Student loans are ubiquitous these days. Students all over Sacramento, from Sac State to American River College, often graduate and find themselves unequipped to handle the debt burden imposed by student loans. It is a fairly common understanding that bankruptcy isn't much help when it comes to student loans. But earlier this month, the United States Department of Education has issued some new guidelines that may give some glimmer of hope to those seeking discharge of student loan debt in bankruptcy.
The basic rule is that student loan debt can be discharged if the debtor is able to prove that repaying the loan would impose an undue hardship on the debtor. In the past, the Department of Education has vigorously opposed any consumer attempts to discharge their federal student loan debt even when there is a clear undue hardship. In practical terms, it has been very difficult to get a discharge for student loans.
But the new guidelines show that the Department of Education has a formula to determine when it is not advantageous for the government to oppose the discharge request. Specifically, the guidelines say, "If a holder determines that requiring repayment would not impose an undue hardship, the holder must then evaluate the cost of undue hardship litigation. If the costs to pursue the matter in bankruptcy court are estimated to exceed one-third of the total amount owed on the loan (including the principal balance, any unpaid accrued interest, and current, unpaid accrued collection costs), the holder may accept and/or not oppose an undue hardship claim by the borrower in an adversary proceeding."
The guidelines also offered a number of factors and considerations as points to consider by lenders in a discharge situation.
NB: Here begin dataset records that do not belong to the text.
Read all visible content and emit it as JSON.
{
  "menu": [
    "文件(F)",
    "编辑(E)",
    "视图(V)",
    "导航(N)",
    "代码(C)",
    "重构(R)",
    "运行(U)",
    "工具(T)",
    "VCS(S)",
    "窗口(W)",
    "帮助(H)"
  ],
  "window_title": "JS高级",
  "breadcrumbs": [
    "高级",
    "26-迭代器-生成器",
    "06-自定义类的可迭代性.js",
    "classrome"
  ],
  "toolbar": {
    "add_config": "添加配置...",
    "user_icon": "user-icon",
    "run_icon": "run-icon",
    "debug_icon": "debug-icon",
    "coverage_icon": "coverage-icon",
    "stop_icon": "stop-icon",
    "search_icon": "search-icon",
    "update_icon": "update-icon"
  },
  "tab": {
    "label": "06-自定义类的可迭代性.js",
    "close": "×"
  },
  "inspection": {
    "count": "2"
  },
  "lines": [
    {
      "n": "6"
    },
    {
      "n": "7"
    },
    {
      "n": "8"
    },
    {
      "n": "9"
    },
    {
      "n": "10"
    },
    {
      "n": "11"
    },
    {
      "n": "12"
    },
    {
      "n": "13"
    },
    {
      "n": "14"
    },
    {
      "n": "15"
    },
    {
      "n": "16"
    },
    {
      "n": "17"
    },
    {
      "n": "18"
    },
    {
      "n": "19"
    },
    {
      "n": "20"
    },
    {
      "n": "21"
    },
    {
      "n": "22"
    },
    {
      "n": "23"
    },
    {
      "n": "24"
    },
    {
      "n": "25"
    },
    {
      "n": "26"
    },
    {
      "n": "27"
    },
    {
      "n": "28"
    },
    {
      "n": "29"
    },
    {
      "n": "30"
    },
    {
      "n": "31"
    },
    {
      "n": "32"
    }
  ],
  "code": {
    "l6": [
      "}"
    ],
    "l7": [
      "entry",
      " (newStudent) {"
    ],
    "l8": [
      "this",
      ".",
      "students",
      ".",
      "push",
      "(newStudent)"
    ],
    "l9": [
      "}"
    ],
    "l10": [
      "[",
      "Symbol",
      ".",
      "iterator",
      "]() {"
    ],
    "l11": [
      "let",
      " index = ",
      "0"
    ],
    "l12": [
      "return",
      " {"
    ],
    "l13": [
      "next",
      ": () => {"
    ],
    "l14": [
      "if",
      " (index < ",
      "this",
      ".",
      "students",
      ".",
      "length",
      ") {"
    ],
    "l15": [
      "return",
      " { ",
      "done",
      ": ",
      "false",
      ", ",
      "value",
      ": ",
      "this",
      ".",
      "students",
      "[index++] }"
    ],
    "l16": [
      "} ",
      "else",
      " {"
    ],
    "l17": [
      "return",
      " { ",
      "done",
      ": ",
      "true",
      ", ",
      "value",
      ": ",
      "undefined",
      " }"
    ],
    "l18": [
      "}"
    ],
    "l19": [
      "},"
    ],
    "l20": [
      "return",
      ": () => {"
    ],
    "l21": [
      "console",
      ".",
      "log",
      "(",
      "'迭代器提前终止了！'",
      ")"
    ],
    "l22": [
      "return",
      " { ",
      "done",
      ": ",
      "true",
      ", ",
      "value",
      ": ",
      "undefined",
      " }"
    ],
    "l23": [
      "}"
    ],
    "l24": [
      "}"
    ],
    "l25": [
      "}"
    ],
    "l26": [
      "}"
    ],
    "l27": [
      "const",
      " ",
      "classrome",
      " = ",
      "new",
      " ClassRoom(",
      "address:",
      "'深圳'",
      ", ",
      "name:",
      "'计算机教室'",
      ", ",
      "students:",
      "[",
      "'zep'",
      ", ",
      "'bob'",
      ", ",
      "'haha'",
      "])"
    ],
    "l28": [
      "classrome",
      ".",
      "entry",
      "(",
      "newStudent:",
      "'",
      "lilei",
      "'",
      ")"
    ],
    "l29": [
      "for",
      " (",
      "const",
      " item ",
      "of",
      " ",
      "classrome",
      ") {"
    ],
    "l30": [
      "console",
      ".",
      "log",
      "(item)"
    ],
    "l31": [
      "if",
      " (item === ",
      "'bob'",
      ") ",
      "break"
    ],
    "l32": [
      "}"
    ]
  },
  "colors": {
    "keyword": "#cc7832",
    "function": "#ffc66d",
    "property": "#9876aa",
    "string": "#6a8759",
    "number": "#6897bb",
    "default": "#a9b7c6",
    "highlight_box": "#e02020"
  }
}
The following are some of these factors:
- Whether a debtor's health has materially changed since the student loan debt was incurred.
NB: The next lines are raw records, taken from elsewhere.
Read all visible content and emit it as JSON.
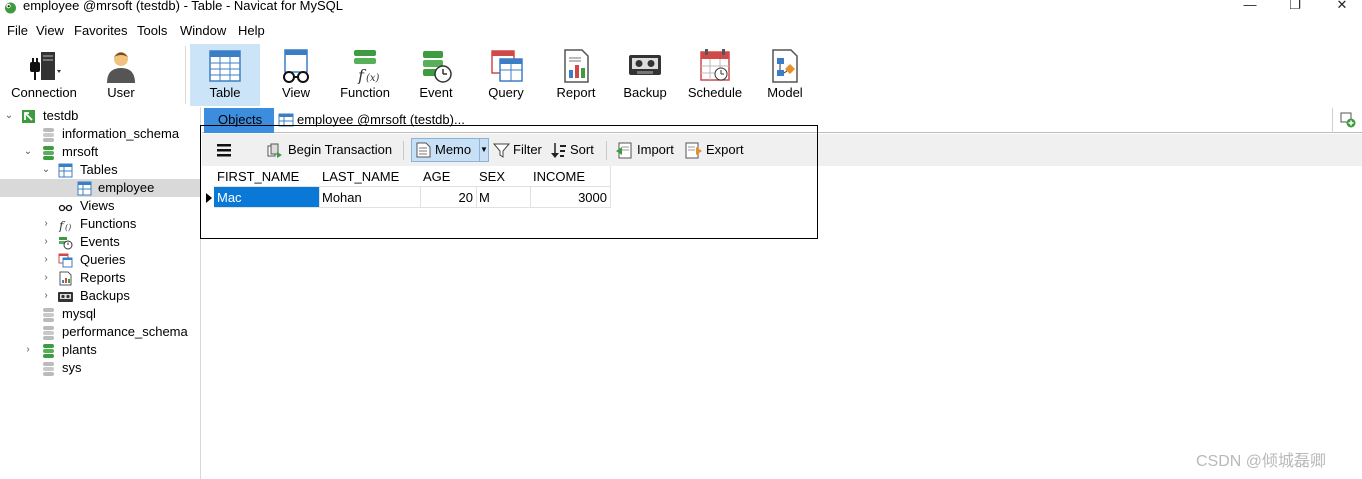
{
  "window": {
    "title": "employee @mrsoft (testdb) - Table - Navicat for MySQL",
    "minimize": "—",
    "maximize": "❐",
    "close": "✕"
  },
  "menu": [
    "File",
    "View",
    "Favorites",
    "Tools",
    "Window",
    "Help"
  ],
  "toolbar": [
    {
      "label": "Connection",
      "icon": "connection-icon"
    },
    {
      "label": "User",
      "icon": "user-icon"
    },
    {
      "label": "Table",
      "icon": "table-icon",
      "active": true
    },
    {
      "label": "View",
      "icon": "view-icon"
    },
    {
      "label": "Function",
      "icon": "function-icon"
    },
    {
      "label": "Event",
      "icon": "event-icon"
    },
    {
      "label": "Query",
      "icon": "query-icon"
    },
    {
      "label": "Report",
      "icon": "report-icon"
    },
    {
      "label": "Backup",
      "icon": "backup-icon"
    },
    {
      "label": "Schedule",
      "icon": "schedule-icon"
    },
    {
      "label": "Model",
      "icon": "model-icon"
    }
  ],
  "tree": [
    {
      "label": "testdb",
      "icon": "connection-icon",
      "expanded": true
    },
    {
      "label": "information_schema",
      "icon": "database-icon"
    },
    {
      "label": "mrsoft",
      "icon": "database-icon",
      "expanded": true
    },
    {
      "label": "Tables",
      "icon": "table-icon",
      "expanded": true
    },
    {
      "label": "employee",
      "icon": "table-icon",
      "selected": true
    },
    {
      "label": "Views",
      "icon": "view-icon"
    },
    {
      "label": "Functions",
      "icon": "function-icon"
    },
    {
      "label": "Events",
      "icon": "event-icon"
    },
    {
      "label": "Queries",
      "icon": "query-icon"
    },
    {
      "label": "Reports",
      "icon": "report-icon"
    },
    {
      "label": "Backups",
      "icon": "backup-icon"
    },
    {
      "label": "mysql",
      "icon": "database-icon"
    },
    {
      "label": "performance_schema",
      "icon": "database-icon"
    },
    {
      "label": "plants",
      "icon": "database-icon"
    },
    {
      "label": "sys",
      "icon": "database-icon"
    }
  ],
  "tabs": {
    "objects": "Objects",
    "employee": "employee @mrsoft (testdb)..."
  },
  "objects_toolbar": {
    "menu_icon": "hamburger-icon",
    "begin_transaction": "Begin Transaction",
    "memo": "Memo",
    "filter": "Filter",
    "sort": "Sort",
    "import": "Import",
    "export": "Export"
  },
  "grid": {
    "columns": [
      "FIRST_NAME",
      "LAST_NAME",
      "AGE",
      "SEX",
      "INCOME"
    ],
    "rows": [
      [
        "Mac",
        "Mohan",
        "20",
        "M",
        "3000"
      ]
    ]
  },
  "colors": {
    "accent": "#3c8dde",
    "selection": "#0a78d7",
    "active_toolbar": "#cce4f7"
  },
  "watermark": "CSDN @倾城磊卿"
}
- Whether significant time has elapsed since the debt was incurred.
- Veterans who are unemployable due to a service-connected disability (as determined by the Department of Veterans Affairs).
- Whether the debtor's expenses are reasonable and show that she minimizes unnecessary expenses.
- Whether the debtor is approaching retirement.
- Whether a debtor has filed for bankruptcy due to factors beyond his or her control, such as a divorce resulting in the diminution of family income, which will not realistically be reestablished.
Basically, if a consumer debtor and her attorney put together a reasonable and well-documented case that the student loan debt will create an undue hardship based on the considerations provided, then the lender should not oppose the discharge. While this isn't a cure-all for all student loan debtors, it is a sign that things are changing. These guidelines could very well make it easier for those who are being crushed by the overwhelming burden of student loans to get a discharge. Time will tell if the lenders choose to follow these guidelines. The important thing to take away is that, if a debtor seeks the advice of an experienced bankruptcy attorney, she will have a better chance of success when fighting for a student loan discharge.